Ancak bu eğitimle yetişen subaylar, zamanla Alman tecrübesinden çok farklı ve kendine has bazı tecrübeler yaşayarak bu stratejik altyapılarını geliştirmeye ve strateji ile ilgili kendi fikirlerini oluşturmaya başlamışlardır. Örneğin; Balkanlarda Yunan, Bulgar, Sırp ve Makedon çeteleri ile mücadele sürecinde gerilla harbi ve bağımsızlık mücadeleleri ile ayaklanmalara karşı koyma konularında tecrübeler kazanan bu subaylar edindikleri bu tecrübeleri Trablusgarp Savaşı’nda geliştirme imkânı bulmuşlardır.

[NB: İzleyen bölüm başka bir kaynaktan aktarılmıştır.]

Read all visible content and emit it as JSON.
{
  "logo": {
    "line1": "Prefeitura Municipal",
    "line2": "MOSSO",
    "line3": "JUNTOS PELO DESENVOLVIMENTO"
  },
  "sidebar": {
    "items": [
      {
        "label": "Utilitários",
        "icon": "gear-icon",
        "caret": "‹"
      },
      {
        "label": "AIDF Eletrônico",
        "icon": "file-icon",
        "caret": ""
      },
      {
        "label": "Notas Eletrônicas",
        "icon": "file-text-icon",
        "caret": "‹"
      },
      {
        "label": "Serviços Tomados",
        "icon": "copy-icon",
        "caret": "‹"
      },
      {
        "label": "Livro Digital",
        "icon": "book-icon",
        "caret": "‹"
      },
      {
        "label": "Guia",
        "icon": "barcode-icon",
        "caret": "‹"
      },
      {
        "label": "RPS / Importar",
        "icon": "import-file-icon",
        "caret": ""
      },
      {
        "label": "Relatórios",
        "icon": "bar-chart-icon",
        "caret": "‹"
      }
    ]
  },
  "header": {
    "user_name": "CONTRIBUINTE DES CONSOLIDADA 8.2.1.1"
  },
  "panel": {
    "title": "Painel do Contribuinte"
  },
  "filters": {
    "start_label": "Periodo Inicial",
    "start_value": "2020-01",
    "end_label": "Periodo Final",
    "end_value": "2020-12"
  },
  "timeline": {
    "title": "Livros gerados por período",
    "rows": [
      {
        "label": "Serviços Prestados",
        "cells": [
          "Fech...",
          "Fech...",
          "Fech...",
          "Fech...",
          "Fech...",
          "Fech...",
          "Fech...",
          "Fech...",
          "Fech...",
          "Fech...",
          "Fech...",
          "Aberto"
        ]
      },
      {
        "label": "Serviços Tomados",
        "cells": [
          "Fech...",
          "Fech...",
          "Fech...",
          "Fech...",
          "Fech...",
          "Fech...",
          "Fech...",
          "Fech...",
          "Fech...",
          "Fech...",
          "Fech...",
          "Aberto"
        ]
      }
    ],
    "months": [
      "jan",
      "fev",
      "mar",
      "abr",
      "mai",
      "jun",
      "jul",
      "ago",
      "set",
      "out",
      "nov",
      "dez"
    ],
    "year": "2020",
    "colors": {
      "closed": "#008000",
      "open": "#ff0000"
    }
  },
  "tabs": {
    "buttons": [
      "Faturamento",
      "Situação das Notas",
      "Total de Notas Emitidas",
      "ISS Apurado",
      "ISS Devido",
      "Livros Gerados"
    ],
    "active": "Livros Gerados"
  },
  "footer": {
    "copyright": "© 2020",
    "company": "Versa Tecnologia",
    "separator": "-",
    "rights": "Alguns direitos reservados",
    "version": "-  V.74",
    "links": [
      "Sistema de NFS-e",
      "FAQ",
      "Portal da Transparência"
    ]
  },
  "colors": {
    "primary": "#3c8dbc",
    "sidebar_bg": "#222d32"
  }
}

Balkan Savaşları’nın ardından eski kadroların tasfiye edilmesiyle bizzat değişik çatışmaların içinde bulunarak tecrübelerini artıran iyi eğitimli genç subay kadroları büyük birlik komutanlıklarına gelme fırsatı bulunca, 1. Dünya Savaşı esnasında bu tecrübelerini daha da artırmışlardır.
2. Meşrutiyet’in ve özellikle de Trablusgarp ve Balkan Savaşlarının ardından bu genç subaylar, bu savaşların eleştirisi ve elde edilen yeni tecrübeler hakkında çok sayıda hatıra ve değerlendirme şeklinde yayım yapmaya başlamışlar ve böylece askeri strateji konusunda önemli bir yazılı birikim ortaya çıkmaya başlamıştır.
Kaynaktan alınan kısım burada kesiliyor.